Even in seats where the MP has significantly more that 50% of the vote, the lack of competition at election time means that there are few incentives for incumbents to work hard at representing all their constituents. The fact that many do is a tribute to their diligence and integrity – and is arguably in spite of the FPTP electoral system rather than because of it.
Electing one MP to represent all the different interests of a constituency was only fully imposed on the House of Commons in 1950. Before the 1950 General Election there were constituencies that elected multiple MPs. For instance, the Single Transferable Vote (STV) was used to represent the different opinions within university seats, until the seats were abolished in 1950.
A system, such as STV, where several members represent the different opinions in an area has a number of advantages for the voter. The chance of a voter having a candidate for whom they have voted for get elected is higher, as fewer votes are wasted. In the 2007 Scottish local elections under STV, 74 per cent of voters elected their first choice candidate. This was an advance on 52 per cent in the last FPTP elections. Uniquely in STV, compared to other systems of proportional representation, every candidate is elected on the same basis and is directly accountable to their local constituents.

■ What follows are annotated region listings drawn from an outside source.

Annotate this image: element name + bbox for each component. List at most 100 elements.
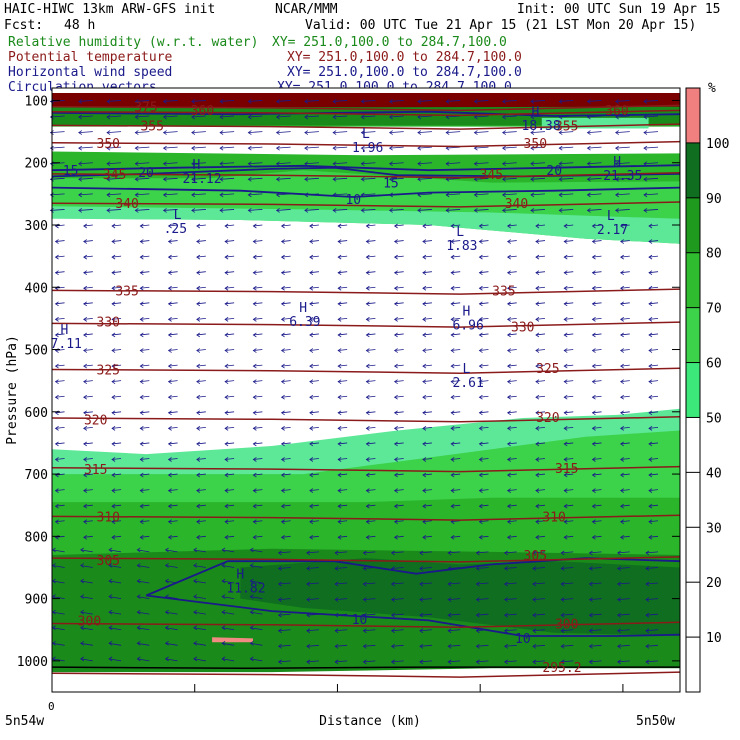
wind-vector-head [478,379,483,384]
wind-vector [83,535,93,538]
wind-vector-head [337,332,342,338]
wind-vector [55,535,65,538]
wind-vector [165,627,178,631]
wind-vector-head [530,176,535,182]
x-left-label: 5n54w [5,714,44,729]
wind-vector [648,380,659,383]
wind-vector [140,458,150,460]
wind-vector [648,240,659,242]
wind-vector-head [337,379,342,384]
wind-vector [50,193,65,196]
wind-vector [83,520,93,523]
wind-vector-head [447,612,452,618]
wind-vector [502,131,517,133]
wind-vector-head [588,550,593,556]
wind-vector-head [167,285,172,291]
wind-vector-head [422,379,427,384]
wind-vector-head [252,270,257,276]
wind-vector-head [506,270,511,276]
wind-vector [648,286,659,289]
wind-vector [253,411,263,414]
wind-vector-head [49,208,54,213]
wind-vector-head [54,457,59,462]
wind-vector-head [501,176,506,182]
wind-vector-head [535,301,540,307]
wind-vector [504,644,517,647]
wind-vector-head [334,581,339,587]
wind-vector-head [332,114,337,120]
wind-vector [451,442,461,445]
y-tick-label: 300 [25,219,48,234]
wind-vector [587,162,602,165]
wind-vector [446,100,461,102]
wind-vector-head [591,457,596,462]
wind-vector [281,364,291,367]
wind-vector-head [365,519,370,525]
wind-vector [422,520,432,523]
wind-vector [55,271,65,274]
wind-vector-head [393,472,398,478]
wind-vector [422,473,432,476]
wind-vector [535,473,546,476]
wind-vector [617,613,630,616]
wind-vector [55,349,65,351]
wind-vector-head [648,410,653,416]
wind-vector-head [139,472,144,478]
wind-vector-head [591,394,596,400]
wind-vector-head [506,379,511,384]
wind-vector [137,627,150,631]
wind-vector-head [620,285,624,291]
wind-vector-head [108,563,113,568]
wind-vector [168,349,178,351]
wind-vector [366,317,376,320]
wind-vector [507,302,517,305]
y-tick-label: 600 [25,406,48,421]
extremum-value: 21.12 [182,172,221,187]
wind-vector-head [620,441,624,447]
theta-label: 320 [84,413,107,428]
wind-vector [83,224,93,227]
wind-vector [55,489,65,492]
wind-vector-head [535,488,540,493]
rh-region [240,558,680,636]
wind-label: 15 [383,177,399,192]
wind-vector [507,473,517,476]
wind-vector [502,162,517,165]
wind-vector [479,349,489,351]
wind-vector-head [620,332,624,338]
wind-vector-head [362,550,367,556]
wind-vector-head [422,348,427,353]
wind-vector [476,551,489,554]
wind-vector [422,489,432,492]
extremum-value: 11.82 [226,582,265,597]
wind-vector [592,240,602,242]
wind-vector [276,177,291,180]
wind-vector [620,489,630,492]
wind-vector [80,596,93,599]
wind-vector-head [196,223,201,229]
wind-vector [83,333,93,336]
wind-vector [391,660,404,663]
wind-vector-head [196,426,201,431]
wind-vector [163,193,178,196]
wind-vector [451,395,461,398]
wind-vector [479,504,489,507]
wind-vector [535,240,546,242]
wind-vector-head [136,640,141,646]
theta-label: 310 [542,510,565,525]
theta-label: 315 [84,463,107,478]
wind-vector [422,504,432,507]
wind-vector [645,582,659,585]
wind-vector [592,489,602,492]
wind-vector-head [51,640,56,646]
wind-vector [135,209,150,211]
wind-vector-head [620,394,624,400]
wind-vector-head [111,519,116,525]
wind-vector-head [588,659,593,665]
wind-vector [55,333,65,336]
wind-vector [338,395,348,398]
wind-vector-head [615,208,619,213]
theta-label: 345 [480,168,503,183]
wind-vector-head [304,176,309,182]
wind-vector-head [586,176,591,182]
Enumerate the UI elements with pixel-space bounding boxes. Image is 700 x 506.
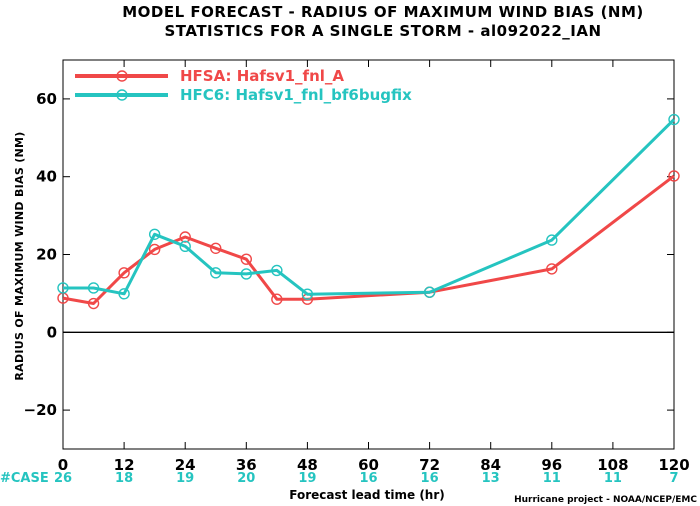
series-point-1 [87,297,100,310]
x-tick-label: 120 [658,456,689,474]
legend-label-2: HFC6: Hafsv1_fnl_bf6bugfix [180,86,412,104]
series-point-2 [668,113,680,126]
chart-title-line2: STATISTICS FOR A SINGLE STORM - al092022… [165,22,602,40]
x-tick-label: 72 [419,456,440,474]
case-count: 13 [482,471,500,486]
case-count: 16 [421,471,439,486]
x-tick-label: 84 [480,456,501,474]
y-tick-label: −20 [24,401,57,419]
legend-marker-2 [116,89,128,101]
case-count: 11 [543,471,561,486]
series-point-2 [546,234,558,246]
series-point-2 [271,264,283,277]
case-count: 20 [237,471,255,486]
x-tick-label: 48 [297,456,318,474]
case-count: 7 [669,471,678,486]
case-count: 19 [298,471,316,486]
y-axis-label: RADIUS OF MAXIMUM WIND BIAS (NM) [13,131,26,380]
series-point-1 [546,263,558,275]
series-point-2 [179,240,191,253]
series-point-2 [87,282,100,294]
x-tick-label: 24 [175,456,196,474]
y-tick-label: 40 [36,168,57,186]
legend-label-1: HFSA: Hafsv1_fnl_A [180,67,344,85]
series-point-1 [118,267,130,279]
series-point-2 [301,288,314,300]
y-tick-label: 0 [47,323,57,341]
series-line-2 [63,118,676,296]
x-tick-label: 108 [597,456,628,474]
x-axis-label: Forecast lead time (hr) [289,488,445,502]
y-tick-label: 20 [36,246,57,264]
case-count: 11 [604,471,622,486]
credit-text: Hurricane project - NOAA/NCEP/EMC [514,495,697,505]
x-tick-label: 36 [236,456,257,474]
series-point-2 [240,268,253,280]
case-count: 19 [176,471,194,486]
series-point-1 [210,242,222,254]
case-count: 26 [54,471,72,486]
legend-marker-1 [116,70,128,82]
x-tick-label: 96 [541,456,562,474]
series-point-2 [118,288,130,300]
x-tick-label: 60 [358,456,379,474]
case-count: 18 [115,471,133,486]
case-count: 16 [359,471,377,486]
case-label: #CASE [0,471,49,486]
series-point-2 [210,267,222,279]
series-point-1 [240,253,253,265]
series-line-1 [62,174,675,305]
chart-title-line1: MODEL FORECAST - RADIUS OF MAXIMUM WIND … [122,3,644,21]
series-point-2 [57,282,69,294]
series-point-1 [148,243,161,256]
plot-area: −20 0 20 40 60 0 12 24 36 48 60 72 84 96 108 120 26 18 19 2… [24,59,690,486]
series-point-1 [668,170,680,182]
x-tick-label: 12 [114,456,135,474]
x-tick-label: 0 [58,456,68,474]
series-point-1 [271,293,283,305]
series-point-2 [148,228,161,240]
series-point-2 [423,286,436,298]
y-tick-label: 60 [36,90,57,108]
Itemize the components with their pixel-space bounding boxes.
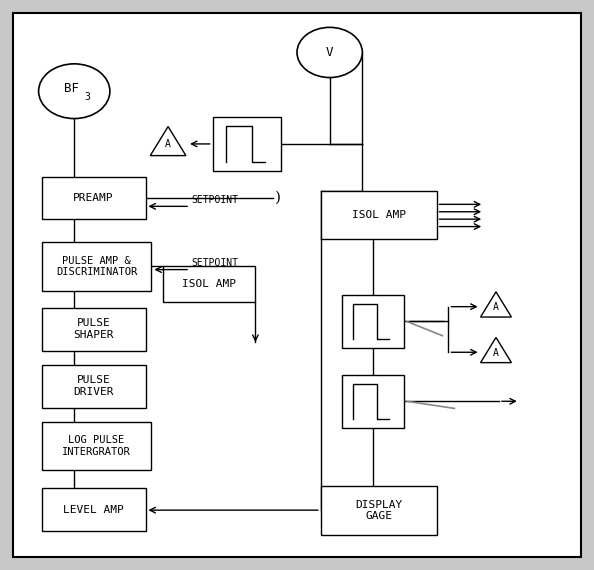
Text: A: A (493, 303, 499, 312)
Text: A: A (493, 348, 499, 358)
Bar (42, 422, 151, 470)
Text: DISPLAY
GAGE: DISPLAY GAGE (355, 500, 402, 521)
Text: V: V (326, 46, 333, 59)
Text: LOG PULSE
INTERGRATOR: LOG PULSE INTERGRATOR (62, 435, 131, 457)
Ellipse shape (297, 27, 362, 78)
Bar (321, 191, 437, 239)
Bar (342, 375, 404, 428)
Bar (321, 486, 437, 535)
Text: ISOL AMP: ISOL AMP (182, 279, 236, 289)
Text: ): ) (275, 191, 281, 205)
Bar (42, 177, 146, 219)
Bar (163, 266, 255, 302)
Bar (42, 308, 146, 351)
Bar (42, 488, 146, 531)
Polygon shape (481, 337, 511, 363)
Text: PULSE AMP &
DISCRIMINATOR: PULSE AMP & DISCRIMINATOR (56, 256, 137, 277)
Bar (213, 117, 281, 171)
Text: LEVEL AMP: LEVEL AMP (63, 505, 124, 515)
Text: PULSE
DRIVER: PULSE DRIVER (73, 376, 114, 397)
Text: SETPOINT: SETPOINT (192, 258, 239, 268)
Polygon shape (150, 127, 186, 156)
Text: ISOL AMP: ISOL AMP (352, 210, 406, 220)
Bar (42, 365, 146, 408)
Bar (42, 242, 151, 291)
Text: PULSE
SHAPER: PULSE SHAPER (73, 319, 114, 340)
Text: SETPOINT: SETPOINT (192, 194, 239, 205)
Bar (342, 295, 404, 348)
Polygon shape (481, 292, 511, 317)
Text: A: A (165, 140, 171, 149)
Text: BF: BF (64, 83, 79, 95)
Text: 3: 3 (84, 92, 90, 102)
Ellipse shape (39, 64, 110, 119)
Text: PREAMP: PREAMP (73, 193, 114, 203)
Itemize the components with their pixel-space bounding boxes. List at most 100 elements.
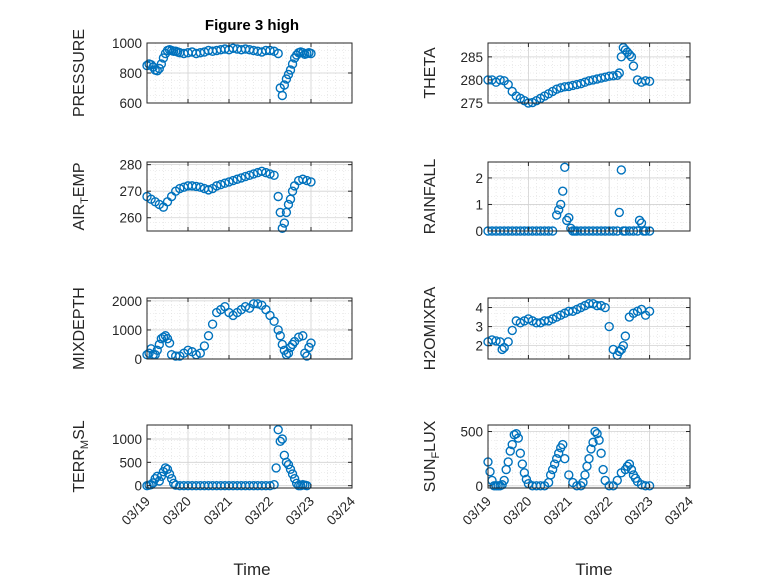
data-point — [644, 306, 655, 317]
data-point — [562, 215, 572, 226]
subplot-h2omixra: 2 3 4 H2OMIXRA — [422, 286, 691, 370]
y-axis-label: AIRTEMP — [71, 162, 91, 230]
data-point — [168, 478, 179, 489]
data-point — [164, 469, 175, 479]
x-axis-label-right: Time — [575, 560, 612, 579]
data-point — [304, 342, 314, 353]
y-tick-label: 4 — [475, 301, 483, 316]
y-axis-label-part: SL — [71, 420, 88, 440]
data-point — [624, 49, 635, 60]
data-series — [142, 43, 316, 101]
data-point — [265, 480, 275, 491]
data-point — [503, 79, 513, 90]
data-point — [521, 474, 532, 485]
data-point — [203, 331, 214, 341]
data-point — [604, 321, 614, 332]
data-point — [203, 185, 214, 195]
subplot-rainfall: 0 1 2 RAINFALL — [422, 159, 691, 239]
data-point — [614, 207, 624, 218]
data-point — [248, 169, 259, 179]
y-tick-label: 260 — [119, 211, 142, 226]
data-point — [586, 444, 596, 454]
data-point — [503, 337, 513, 347]
data-point — [154, 63, 165, 74]
data-point — [485, 467, 495, 477]
data-point — [164, 338, 175, 348]
data-series — [142, 299, 316, 361]
data-point — [287, 469, 298, 479]
data-point — [594, 435, 604, 445]
data-point — [306, 177, 316, 187]
data-point — [499, 475, 509, 486]
data-point — [576, 78, 586, 89]
data-point — [558, 186, 568, 196]
data-point — [236, 173, 247, 183]
x-axis-label-left: Time — [233, 560, 270, 579]
data-point — [232, 174, 242, 184]
axes-box — [146, 297, 353, 360]
data-point — [614, 68, 624, 78]
data-point — [306, 338, 316, 348]
axes-box — [146, 424, 353, 489]
data-point — [211, 181, 222, 191]
y-tick-label: 280 — [460, 73, 483, 88]
y-tick-label: 800 — [119, 66, 142, 81]
y-tick-label: 1000 — [112, 432, 142, 447]
subplot-pressure: 600 800 1000 PRESSURE — [71, 29, 353, 117]
data-point — [253, 299, 263, 309]
data-point — [549, 459, 560, 469]
data-point — [216, 179, 226, 190]
data-point — [560, 162, 570, 173]
data-point — [285, 65, 296, 75]
y-tick-label: 285 — [460, 50, 483, 65]
data-point — [545, 470, 556, 480]
data-point — [275, 436, 285, 447]
data-point — [503, 457, 513, 467]
y-tick-label: 1000 — [112, 323, 142, 338]
data-point — [244, 170, 255, 180]
data-point — [199, 341, 210, 351]
data-point — [277, 339, 287, 350]
data-point — [271, 463, 281, 473]
data-point — [556, 199, 566, 210]
data-series — [142, 166, 316, 234]
subplot-theta: 275 280 285 THETA — [422, 42, 691, 111]
subplot-mixdepth: 0 1000 2000 MIXDEPTH — [71, 287, 353, 370]
data-point — [598, 464, 608, 475]
y-tick-label: 1 — [475, 197, 483, 212]
data-point — [240, 171, 251, 182]
y-axis-label-part: SUN — [422, 459, 439, 493]
y-axis-label: SUNFLUX — [422, 420, 442, 492]
data-point — [584, 453, 594, 464]
data-point — [564, 470, 574, 480]
data-point — [269, 316, 279, 326]
y-tick-label: 2000 — [112, 294, 142, 309]
data-point — [505, 446, 515, 456]
y-tick-label: 600 — [119, 96, 142, 111]
data-point — [592, 428, 602, 439]
data-point — [195, 348, 206, 358]
data-point — [156, 59, 167, 69]
data-point — [207, 319, 218, 329]
y-axis-label: MIXDEPTH — [71, 287, 88, 370]
y-tick-label: 0 — [134, 479, 142, 494]
data-point — [166, 473, 177, 484]
data-point — [302, 175, 312, 186]
data-point — [497, 344, 507, 355]
data-point — [273, 48, 283, 59]
data-point — [612, 475, 622, 486]
data-point — [287, 59, 298, 69]
y-axis-label: RAINFALL — [422, 159, 439, 235]
data-point — [626, 52, 637, 62]
data-point — [554, 205, 564, 215]
y-tick-label: 500 — [119, 455, 142, 470]
y-axis-label: H2OMIXRA — [422, 286, 439, 370]
data-point — [519, 468, 530, 478]
data-point — [156, 471, 167, 482]
y-axis-label-part: TERR — [71, 449, 88, 493]
data-point — [513, 433, 523, 443]
data-point — [604, 481, 614, 491]
data-point — [279, 80, 290, 90]
data-point — [162, 333, 173, 344]
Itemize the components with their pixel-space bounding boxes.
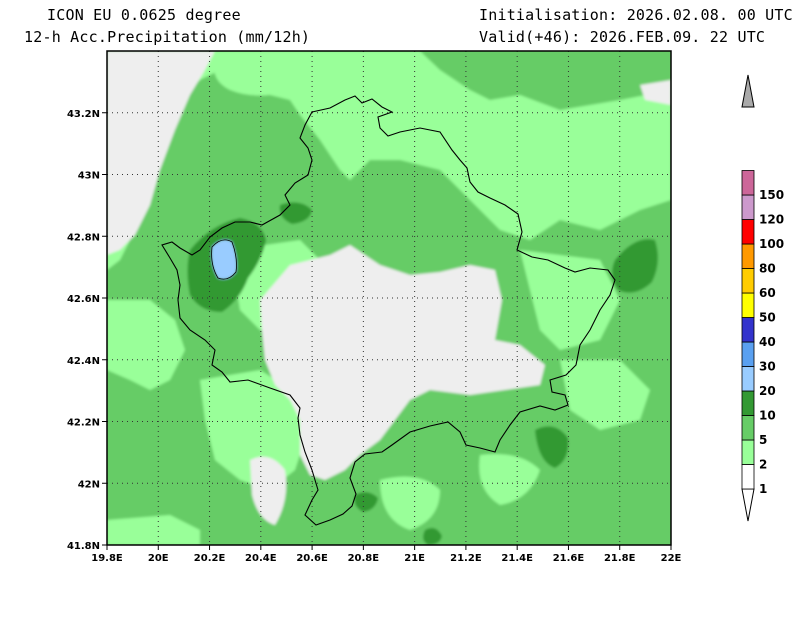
- colorbar-level-label: 40: [759, 335, 776, 349]
- colorbar-segment: [741, 415, 755, 441]
- model-title: ICON EU 0.0625 degree: [47, 6, 241, 24]
- lon-tick-label: 21E: [404, 553, 425, 564]
- lat-tick-label: 43.2N: [67, 109, 100, 120]
- colorbar-segment: [741, 390, 755, 416]
- lat-tick-label: 41.8N: [67, 541, 100, 552]
- colorbar-segment: [741, 366, 755, 392]
- colorbar-level-label: 1: [759, 482, 767, 496]
- lon-tick-label: 21.2E: [450, 553, 482, 564]
- colorbar-level-label: 30: [759, 360, 776, 374]
- lat-tick-label: 42.8N: [67, 232, 100, 243]
- lon-tick-label: 20.8E: [348, 553, 380, 564]
- colorbar-segment: [741, 219, 755, 245]
- colorbar-segment: [741, 464, 755, 490]
- colorbar-segment: [741, 292, 755, 318]
- colorbar-segment: [741, 194, 755, 220]
- colorbar-segment: [741, 439, 755, 465]
- precip-10-20mm-zone: [211, 239, 237, 280]
- colorbar-segment: [741, 170, 755, 196]
- colorbar-level-label: 50: [759, 311, 776, 325]
- colorbar-level-label: 80: [759, 262, 776, 276]
- lat-tick-label: 42.4N: [67, 356, 100, 367]
- lon-tick-label: 20.2E: [194, 553, 226, 564]
- colorbar-level-label: 60: [759, 286, 776, 300]
- colorbar-segment: [741, 243, 755, 269]
- lon-tick-label: 21.4E: [501, 553, 533, 564]
- lon-tick-label: 20E: [148, 553, 169, 564]
- lat-tick-label: 42.6N: [67, 294, 100, 305]
- country-border: [161, 95, 616, 526]
- init-time: Initialisation: 2026.02.08. 00 UTC: [479, 6, 793, 24]
- valid-time: Valid(+46): 2026.FEB.09. 22 UTC: [479, 28, 766, 46]
- colorbar-level-label: 150: [759, 188, 784, 202]
- colorbar-level-label: 20: [759, 384, 776, 398]
- colorbar-segment: [741, 341, 755, 367]
- colorbar-level-label: 120: [759, 213, 784, 227]
- colorbar-level-label: 5: [759, 433, 767, 447]
- lon-tick-label: 19.8E: [91, 553, 123, 564]
- lon-tick-label: 21.6E: [553, 553, 585, 564]
- lon-tick-label: 20.4E: [245, 553, 277, 564]
- colorbar-over-arrow: [741, 74, 755, 108]
- lon-tick-label: 21.8E: [604, 553, 636, 564]
- lon-tick-label: 20.6E: [296, 553, 328, 564]
- colorbar-legend: 1 2 5 10 20 30 40 50 60 80 100 120 150: [741, 74, 784, 522]
- lat-tick-label: 42.2N: [67, 418, 100, 429]
- colorbar-under-arrow: [741, 488, 755, 522]
- lat-tick-label: 43N: [78, 171, 100, 182]
- lon-tick-label: 22E: [661, 553, 682, 564]
- precip-below-1mm-zones: [107, 51, 671, 525]
- colorbar-segment: [741, 317, 755, 343]
- longitude-axis: 19.8E 20E 20.2E 20.4E 20.6E 20.8E 21E 21.2E 21.4…: [91, 545, 682, 564]
- colorbar-segment: [741, 268, 755, 294]
- lat-tick-label: 42N: [78, 479, 100, 490]
- latitude-axis: 41.8N 42N 42.2N 42.4N 42.6N 42.8N 43N 43.2N: [67, 109, 107, 552]
- field-title: 12-h Acc.Precipitation (mm/12h): [24, 28, 311, 46]
- colorbar-level-label: 10: [759, 409, 776, 423]
- colorbar-level-label: 100: [759, 237, 784, 251]
- precip-field: [107, 51, 671, 545]
- lake-outline: [211, 239, 237, 280]
- colorbar-level-label: 2: [759, 458, 767, 472]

Under STV more people get a representative they voted for and it is far easier to hold those MPs to account – there are no taken-for-granted ‘safe seats’ under a fair voting system. As we’ve seen from Scotland’s experience, the fair distribution of local representatives you get under STV strengthens the link between the MP and his constituency rather than weakening it. You pick the representative you want to go to.
A democratic voting system strengthens the link between voters and their representatives. Every vote counts, voting for someone who’s not your first choice becomes a thing of the past, and MPs have to fight for every vote. We want a better constituency link – and it’s achievable.